Self-supervised cost of transport estimation for multimodal path planning
This work addresses navigation efficiency for multi-modal robotic platforms, though it appears incremental as it builds on existing self-supervised and path planning methods.
The paper tackled the problem of enabling autonomous robots to choose energetically optimal paths by developing a self-supervised learning method that estimates the cost of transport from vision inputs, applied to a multi-modal robot and shown to accurately assign costs to different environments like grass vs. smooth road with low computational cost on an Nvidia Jetson Orin Nano.

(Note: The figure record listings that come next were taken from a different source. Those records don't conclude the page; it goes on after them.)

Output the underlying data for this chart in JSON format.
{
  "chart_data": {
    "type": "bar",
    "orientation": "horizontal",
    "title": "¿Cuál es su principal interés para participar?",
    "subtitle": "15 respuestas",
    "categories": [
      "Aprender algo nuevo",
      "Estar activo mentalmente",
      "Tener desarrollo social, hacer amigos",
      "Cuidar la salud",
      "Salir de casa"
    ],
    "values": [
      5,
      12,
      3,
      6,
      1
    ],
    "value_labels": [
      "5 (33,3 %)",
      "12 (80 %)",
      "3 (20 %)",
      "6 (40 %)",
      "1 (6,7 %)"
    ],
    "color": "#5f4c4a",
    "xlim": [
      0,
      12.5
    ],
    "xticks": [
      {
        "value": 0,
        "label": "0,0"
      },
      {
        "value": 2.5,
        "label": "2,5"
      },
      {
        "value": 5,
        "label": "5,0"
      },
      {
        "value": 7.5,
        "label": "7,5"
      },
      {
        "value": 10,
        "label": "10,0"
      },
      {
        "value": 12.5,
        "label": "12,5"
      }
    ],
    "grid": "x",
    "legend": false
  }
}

Autonomous robots operating in real environments are often faced with decisions on how best to navigate their surroundings. In this work, we address a particular instance of this problem: how can a robot autonomously decide on the energetically optimal path to follow given a high-level objective and information about the surroundings? To tackle this problem we developed a self-supervised learning method that allows the robot to estimate the cost of transport of its surroundings using only vision inputs. We apply our method to the multi-modal mobility morphobot (M4), a robot that can drive, fly, segway, and crawl through its environment. By deploying our system in the real world, we show that our method accurately assigns different cost of transports to various types of environments e.g. grass vs smooth road. We also highlight the low computational cost of our method, which is deployed on an Nvidia Jetson Orin Nano robotic compute unit. We believe that this work will allow multi-modal robotic platforms to unlock their full potential for navigation and exploration tasks.